John Major: The Autobiography
- Author: John Major
- Language: English
- Genre: Memoir
- Published: 11 October 1999
- Publisher: HarperCollins
- Publication place: United Kingdom
- Pages: 774
- ISBN: 0001056093

= John Major: The Autobiography =

1999 political memoir by John Major

John Major: The Autobiography (sometimes simply The Autobiography) is a memoir by former British Prime Minister and Leader of the Conservative Party John Major, published by HarperCollins, on 11 October 1999. It covers Major's life up until that point, including his decade on the frontbench under Margaret Thatcher and his time in Number 10.

== Synopsis ==

The memoir covers Major's life from his family origins, through his conservative "apprenticeships" of the Young Conservatives and local government, as well as his two bids for parliament in St Pancras, to his win in 1976 in Huntingdonshire. It goes on to cover his 11 years in various cabinet posts. Much of the book's coverage of Major's premiership is focussed on the country's relationship with Europe, and the problems that caused with in the Conservative Party.

== Publication ==
The autobiography was published in serialised extracts in the week leading up to its release.

== Reception ==
=== Critical reception ===
Writing in The Guardian, Kenneth Baker, a Home Secretary under Major, opined that it was "a balanced book from a balanced man", treating Major's colleagues with even handedness. Comparing the book to the simultaneously released memoir by Norman Lamont, In Office, a review in The Daily Telegraph found Major's the superior book, having a much broader scope. In fact, the reviewer thought it the "finest government memoir since Nigel Lawson's", and "deeply-moving" at times. Roy Jenkins, in the Evening Standard, concurred placing it "well within the higher range of political pièces justificatives" and felt it a "partial but rational chronicle of events". A review in The Sun Times was particularly drawn to the description of Major's childhood and family.

At the end of the year, the Historian and biographer John Campbell called it one of his books of the year. In retrospect the book was still held in high regard, with political biographer Sonia Purnell calling it a "readable tome about an ambitious politician" and the i newspaper calling it one of the top 20 political memoirs, with Major's writing being "candid, frank and self-reflective".

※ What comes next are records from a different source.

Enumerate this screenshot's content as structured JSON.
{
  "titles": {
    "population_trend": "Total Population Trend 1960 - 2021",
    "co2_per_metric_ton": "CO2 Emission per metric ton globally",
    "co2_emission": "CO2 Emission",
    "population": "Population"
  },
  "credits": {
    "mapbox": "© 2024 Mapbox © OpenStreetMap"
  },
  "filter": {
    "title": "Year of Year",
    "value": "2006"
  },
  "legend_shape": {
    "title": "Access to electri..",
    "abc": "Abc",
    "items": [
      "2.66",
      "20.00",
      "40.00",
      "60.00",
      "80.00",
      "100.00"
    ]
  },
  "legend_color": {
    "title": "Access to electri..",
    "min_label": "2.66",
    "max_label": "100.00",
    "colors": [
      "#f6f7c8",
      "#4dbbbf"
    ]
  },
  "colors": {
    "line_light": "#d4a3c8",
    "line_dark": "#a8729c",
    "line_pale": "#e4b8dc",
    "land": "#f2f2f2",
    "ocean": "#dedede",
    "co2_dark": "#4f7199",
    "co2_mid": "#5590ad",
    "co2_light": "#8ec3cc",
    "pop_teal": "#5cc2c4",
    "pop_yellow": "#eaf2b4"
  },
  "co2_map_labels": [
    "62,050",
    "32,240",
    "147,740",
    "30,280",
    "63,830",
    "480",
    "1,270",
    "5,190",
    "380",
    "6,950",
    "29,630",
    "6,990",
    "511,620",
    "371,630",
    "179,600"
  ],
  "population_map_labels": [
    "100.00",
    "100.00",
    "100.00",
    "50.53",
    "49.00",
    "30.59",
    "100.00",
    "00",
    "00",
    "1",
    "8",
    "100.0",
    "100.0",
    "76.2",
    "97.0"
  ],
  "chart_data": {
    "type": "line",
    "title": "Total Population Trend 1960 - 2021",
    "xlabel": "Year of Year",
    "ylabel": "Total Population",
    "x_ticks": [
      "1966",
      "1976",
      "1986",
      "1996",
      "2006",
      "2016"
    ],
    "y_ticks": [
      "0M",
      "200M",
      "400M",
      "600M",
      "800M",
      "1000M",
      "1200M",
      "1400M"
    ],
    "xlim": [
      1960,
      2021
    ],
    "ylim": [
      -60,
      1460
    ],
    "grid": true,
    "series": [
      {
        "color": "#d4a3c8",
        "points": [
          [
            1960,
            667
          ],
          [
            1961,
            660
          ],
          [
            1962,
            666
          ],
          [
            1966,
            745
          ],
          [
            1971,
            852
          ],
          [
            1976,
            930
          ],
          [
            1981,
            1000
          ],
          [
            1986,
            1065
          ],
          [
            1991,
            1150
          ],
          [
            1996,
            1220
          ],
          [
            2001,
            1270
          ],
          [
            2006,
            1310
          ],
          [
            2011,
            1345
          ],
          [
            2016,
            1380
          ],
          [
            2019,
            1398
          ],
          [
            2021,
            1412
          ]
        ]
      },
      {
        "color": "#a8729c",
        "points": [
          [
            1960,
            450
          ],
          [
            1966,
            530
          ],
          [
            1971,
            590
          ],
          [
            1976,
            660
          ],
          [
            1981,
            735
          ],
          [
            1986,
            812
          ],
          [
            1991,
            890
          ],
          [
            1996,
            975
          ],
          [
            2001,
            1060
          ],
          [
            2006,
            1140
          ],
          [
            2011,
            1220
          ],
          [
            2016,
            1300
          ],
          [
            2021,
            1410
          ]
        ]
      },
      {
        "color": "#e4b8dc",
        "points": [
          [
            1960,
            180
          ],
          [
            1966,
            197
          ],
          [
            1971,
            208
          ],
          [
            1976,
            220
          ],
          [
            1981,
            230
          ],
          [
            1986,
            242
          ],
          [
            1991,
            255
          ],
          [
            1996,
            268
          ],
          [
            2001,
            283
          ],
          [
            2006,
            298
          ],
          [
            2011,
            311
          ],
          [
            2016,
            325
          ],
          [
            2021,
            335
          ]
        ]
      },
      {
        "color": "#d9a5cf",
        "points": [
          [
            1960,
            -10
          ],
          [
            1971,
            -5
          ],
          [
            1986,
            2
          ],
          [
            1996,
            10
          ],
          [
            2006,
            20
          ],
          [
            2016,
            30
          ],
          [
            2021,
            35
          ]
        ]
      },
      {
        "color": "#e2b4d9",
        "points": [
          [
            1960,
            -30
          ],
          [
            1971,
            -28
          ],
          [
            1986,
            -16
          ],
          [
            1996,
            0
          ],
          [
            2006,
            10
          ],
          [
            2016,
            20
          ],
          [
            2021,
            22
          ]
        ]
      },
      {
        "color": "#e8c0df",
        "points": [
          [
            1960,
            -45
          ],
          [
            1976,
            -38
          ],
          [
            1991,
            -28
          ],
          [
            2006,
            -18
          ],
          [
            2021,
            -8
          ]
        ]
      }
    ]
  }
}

=== Commercial reception ===
As the book released on the same day as Norman Lamont's In Office, there was interest in which of the two memoirs would be more successful. Even before they went on sale, Major was seen as the winner with his launch drawing hundreds, far more that Lamont's. The Autobiography would go on to be a number one bestseller surpassing autobiographies by Alex Ferguson and Geri Halliwell. Within about a month it had sold about 70,000, according to the publisher (compared to 619 for In Office). In the end, sales totaled 91,513, according to Nielsen Book Research.